En el bobsleigh se compite por parejas o en equipos de cuatro. La salida se hace corriendo y empujando el bob. En esta parte la técnica, la fuerza y la velocidad son fundamentales. El equipo español compite por parejas, una masculina y otra femenina. El frenador es el que va atrás y el que más fuerza debe tener en la salida. El piloto maneja unas anillas que mueven los patines del trineo para impedir que vuelque o se salga del circuito.

“Nuestro bob más nuevo tiene unos 20 años. Estados Unidos gasta millones en desarrollar los suyos”, dice Javier. Normalmente se fabrican con fibra de vidrio o de carbono y las medidas de referencia los marca la Federación Internacional: “Hay unas interiores mínimas por seguridad ya que el deportista va sin cinturón”. 

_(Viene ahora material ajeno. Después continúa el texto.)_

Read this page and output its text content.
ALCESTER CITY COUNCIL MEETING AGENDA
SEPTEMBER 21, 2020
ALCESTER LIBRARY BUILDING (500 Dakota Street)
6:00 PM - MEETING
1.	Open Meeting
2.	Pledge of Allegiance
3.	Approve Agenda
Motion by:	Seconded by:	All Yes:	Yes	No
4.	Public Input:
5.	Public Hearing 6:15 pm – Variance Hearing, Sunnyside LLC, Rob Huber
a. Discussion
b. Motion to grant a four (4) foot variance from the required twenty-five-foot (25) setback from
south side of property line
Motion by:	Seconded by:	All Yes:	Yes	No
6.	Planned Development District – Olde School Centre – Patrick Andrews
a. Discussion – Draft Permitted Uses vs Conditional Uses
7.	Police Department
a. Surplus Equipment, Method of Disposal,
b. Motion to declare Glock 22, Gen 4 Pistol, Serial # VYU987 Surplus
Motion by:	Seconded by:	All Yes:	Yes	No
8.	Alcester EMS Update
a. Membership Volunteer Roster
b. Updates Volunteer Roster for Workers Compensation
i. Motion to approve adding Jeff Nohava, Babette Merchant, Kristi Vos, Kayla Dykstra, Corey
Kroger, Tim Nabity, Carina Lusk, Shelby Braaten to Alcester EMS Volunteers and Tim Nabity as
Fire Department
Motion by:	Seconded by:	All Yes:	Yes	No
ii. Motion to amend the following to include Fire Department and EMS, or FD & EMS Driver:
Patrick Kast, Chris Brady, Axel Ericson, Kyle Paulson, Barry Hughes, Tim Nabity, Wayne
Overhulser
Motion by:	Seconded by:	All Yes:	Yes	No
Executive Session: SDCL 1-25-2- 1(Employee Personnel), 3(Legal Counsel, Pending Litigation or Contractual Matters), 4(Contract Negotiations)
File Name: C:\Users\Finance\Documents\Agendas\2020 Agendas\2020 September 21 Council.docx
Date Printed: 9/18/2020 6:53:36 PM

Aunque, como casi todo, tiene sus riesgos, Pintado asegura que el bobsleigh no es un deporte peligroso. “Es un pilotaje muy diferente a todo. Se podría comparar con una montaña rusa, sobre todo al principio, pero cuando empiezas a controlar el bob y manejas el 100% de las cosas que pasan ahí dentro, no es fácil describir la sensación de poder, la adrenalina que generas cuando te pones en horizontal con el suelo a más de 100 kilómetros por hora. Ahí ves lo bonito que es este deporte”, resume Javier.